Lady May's Folly
Donna Simpson’s first Regency Romance, Lord St. Claire’s Angel was one of the strongest debuts I have read in a long time. Her second one, Lady Delafont’s Dilemma had problems with pacing its story, but it did showcase one of Simpson’s strengths – her marvelous characters. The last book in the trilogy, Lady May’s Folly, does not suffer from story problems. It is able to concentrate totally on the relationship between Lady May von Hoffen and Etienne Roulant Delacourt. Both are strong characters in this character driven book.
Lady May von Hoffen is 23 years old and living on her estate, Lark’s Head, part of her inheritance from her late father. In Lady Delafont’s Dilemma May had been abducted and almost raped by one of her promiscous mother’s slimy aquaintences.
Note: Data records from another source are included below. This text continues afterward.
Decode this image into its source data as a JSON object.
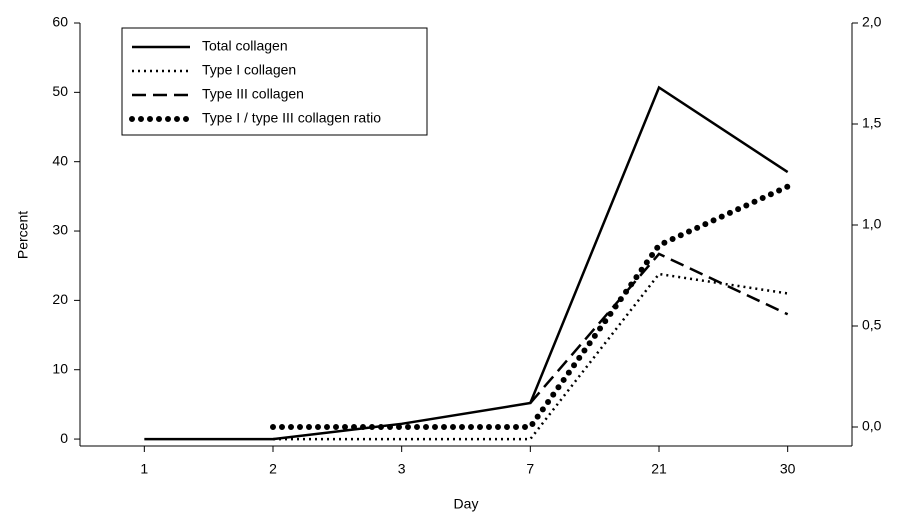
{
  "chart_data": {
    "type": "line",
    "x_label": "Day",
    "y_label": "Percent",
    "categories": [
      "1",
      "2",
      "3",
      "7",
      "21",
      "30"
    ],
    "ylim": [
      -1,
      60
    ],
    "yticks": [
      0,
      10,
      20,
      30,
      40,
      50,
      60
    ],
    "y2lim": [
      -0.094,
      2.0
    ],
    "y2ticks": [
      {
        "value": 0,
        "label": "0,0"
      },
      {
        "value": 0.5,
        "label": "0,5"
      },
      {
        "value": 1,
        "label": "1,0"
      },
      {
        "value": 1.5,
        "label": "1,5"
      },
      {
        "value": 2,
        "label": "2,0"
      }
    ],
    "series": [
      {
        "name": "Total collagen",
        "color": "#000000",
        "style": "solid",
        "values": [
          0,
          0,
          2.2,
          5.2,
          50.7,
          38.5
        ]
      },
      {
        "name": "Type I collagen",
        "color": "#000000",
        "style": "dotted",
        "values": [
          null,
          0,
          0,
          0,
          23.8,
          21
        ]
      },
      {
        "name": "Type III collagen",
        "color": "#000000",
        "style": "dashed",
        "values": [
          null,
          null,
          null,
          5.2,
          26.7,
          18
        ]
      },
      {
        "name": "Type I / type III collagen ratio",
        "color": "#000000",
        "style": "bigdot",
        "axis": "y2",
        "values": [
          null,
          0,
          0,
          0,
          0.9,
          1.19
        ]
      }
    ]
  }
}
She was rescued by Etienne Delacourt who is under suspicion of trying to kill his relative, Baxter Delacourt, the Marquess of Sedgley. Etienne is missing and presumed dead.
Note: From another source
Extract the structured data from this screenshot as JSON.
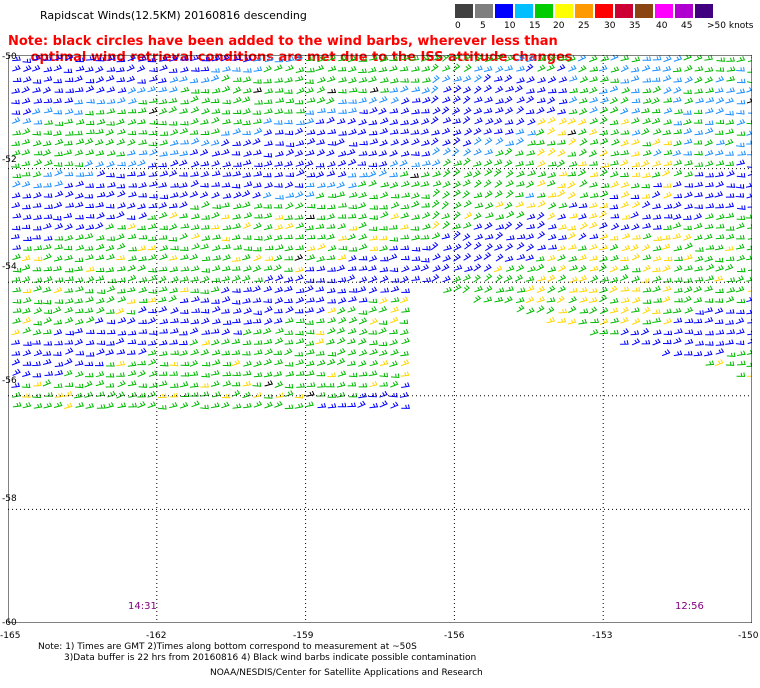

While May is riding one day, she decides to visit the folly – a small ornamental castle on the estate. To May’s astonishment there is a man in the folly and not a tramp. It is Etienne, wounded and suffering from blood poisoning.
From then on, Lady May’s Folly can best be described as a sort of Regency Cabin Romance. There are men in the village looking for Etienne (he did try to cosh Baxter Delafont after all) but May believes in him (he did save her from the rapist after all), so she keeps him hidden in the folly while trying to treat his wound and care for him.
May – the daughter of a promiscuous woman – is afraid of men, and afraid of sex, but has a warm, loving and passionate nature which frightens her as well. She can’t help but be drawn to Etienne, first out of gratitude for saving her from the rapist and then for himself although she is afraid of the feelings he causes her to have. Etienne is a kind and loving man, who understands May and her confused feelings and their growing relationship is depicted with warmth and emotion.
I suppose that all the obstacles to May and Etienne’s relationship are swept away all too easily at the end, but frankly I did not stop to analyze the whys and wherefores. This was one book that caught me in right in my emotional center and did not let me go. At the end I wanted more – much more.
If have one complaint, it’s that the Regency Romance format does not allow Donna Simpson the scope she needs to display the emotional depth of her writing. Lady May’s Folly is very warm for a Regency Romance and the love scenes, short though they were, reminded me of Lisa Kleypas. I would love to see Simpson tackle a full length historical set in the regency period.
You don’t need to have read the other books in the trilogy since Donna Simpson does a good job of summarizing the events, but I’m sure you will want to. If you like Regency Romances with emotional depth, Donna Simpson is exactly the writer for you.